A sure sign that a discussion on a particular subject has deteriorated to an unrecoverable level is a participant’s allegation that the other side’s position defends Nazism in some respect. With regard to discussions about business, it’s quickly becoming evident that such discussions have degenerated into uselessness when one participant accuses the other side’s position of defending Enron.
This NY Times article reports on a Congressional hearing yesterday in which Delta Air Lines Chief Executive Gerald Grinstein, Northwest Airlines President and Chief Executive Officer Douglas Steenland, and UAL Chairman, President and CEO Glenn Tilton testified in favor of proposed legislation that would allow airlines to freeze pension plans and extend their current obligations over 25 years. Last month, United Airlines obtained Bankruptcy Court approval to shift its employee-pension plans — including their nearly $10 billion shortfall — on to the federal government’s Pension Benefit Guaranty Corp.
In response to the airline executives’ rather reasonable comments in support of common-sense legislation, Senator Charles Grassley (Rep. Iowa) called United Airlines a “catastrophe” and compared United Airlines to Enron Corp., saying the carrier used “illusory investment gains” to “hide and disguise” the true financial condition of its pension plans. “Unlike Enron, however,” concluded Sen. Grassley. “Everything United did was perfectly legal.”

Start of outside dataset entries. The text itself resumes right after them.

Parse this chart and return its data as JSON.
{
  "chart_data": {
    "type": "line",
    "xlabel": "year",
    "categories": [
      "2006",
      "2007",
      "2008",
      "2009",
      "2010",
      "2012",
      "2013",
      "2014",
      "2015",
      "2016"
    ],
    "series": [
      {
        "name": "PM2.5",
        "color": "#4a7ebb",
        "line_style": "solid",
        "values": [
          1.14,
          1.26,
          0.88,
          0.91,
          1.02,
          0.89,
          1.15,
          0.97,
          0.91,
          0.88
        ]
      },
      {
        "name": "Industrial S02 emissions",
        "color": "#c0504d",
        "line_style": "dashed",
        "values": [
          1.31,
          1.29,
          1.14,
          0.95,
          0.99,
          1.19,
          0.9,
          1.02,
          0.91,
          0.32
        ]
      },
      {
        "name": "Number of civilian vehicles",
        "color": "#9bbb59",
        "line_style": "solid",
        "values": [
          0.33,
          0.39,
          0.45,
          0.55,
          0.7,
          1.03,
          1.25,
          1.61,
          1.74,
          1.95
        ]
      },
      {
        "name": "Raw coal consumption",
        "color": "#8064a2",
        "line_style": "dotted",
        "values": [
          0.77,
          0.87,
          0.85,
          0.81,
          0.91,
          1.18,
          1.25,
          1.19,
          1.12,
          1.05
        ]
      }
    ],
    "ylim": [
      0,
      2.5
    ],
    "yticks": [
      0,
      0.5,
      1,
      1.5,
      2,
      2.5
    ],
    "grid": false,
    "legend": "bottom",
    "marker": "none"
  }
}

Well, playing the Enron card may make for a good sound bite, but it’s a sure sign that Mr. Grassley wants to avoid addressing what’s really troubling the airline industry — i.e., Big Labor supported by compliant politicians. Let’s take United as a case in point. At a time when unions owned over 50% of the company, controlled three board seats, and effectively hired and fired the company’s CEO, the unions decided to increase their retirement compensation by approving unfundable pension obligations while, at the same time, extracting maximum current wage benefits that made United uncompetitive from an operations standpoint. Thus, United’s owner-employees effectively looted the company with high current compensation benefits while, at the same time, effectively insuring that they would also ultimately loot the federal government’s Pension Benefit Guaranty Corporation, which they knew would be the guarantor of at least a substantial portion of United’s unfundable pension obligations.
Frankly, even the Enron sharpies didn’t think of such a scheme.
George Will on the Wright Amendment
Washington Post columnist George F. Will adds this column to the growing body of opinion that the Wright Amendment — which restricts Southwest Airlines from flying to most states from its Dallas Love Field hub — is at least obsolescent and probably bad public policy in the first place. Here are previous posts on the Wright Amendment.
In his column, Mr. Will passes along a humorous anecdote from Herb Kelleher, Southwest’s chairman, regarding the Wright Amendment and the beginning of the airline:
In 1971, after years of harassing litigation by two airlines averse to competition, Southwest Airlines was born. It had just three aircraft and flew only intrastate, between Dallas, Houston and San Antonio. This first of the no-frills, low-cost airlines, under the leadership of its ebullient founder Herb Kelleher, was to democratize air travel and revolutionize the airline industry.
The cities of Dallas and Fort Worth, and the Dallas/Fort Worth airport, which opened in 1974, tried unsuccessfully to force Southwest to move its operations from close-in Love Field out to DFW, arguing that the new airport depended on this. Today Kelleher laughingly recalls telling a judge:“If a three-aircraft airline can bankrupt an 18,000-acre, nine-miles-long airport, then that airport probably should not have been built in the first place.”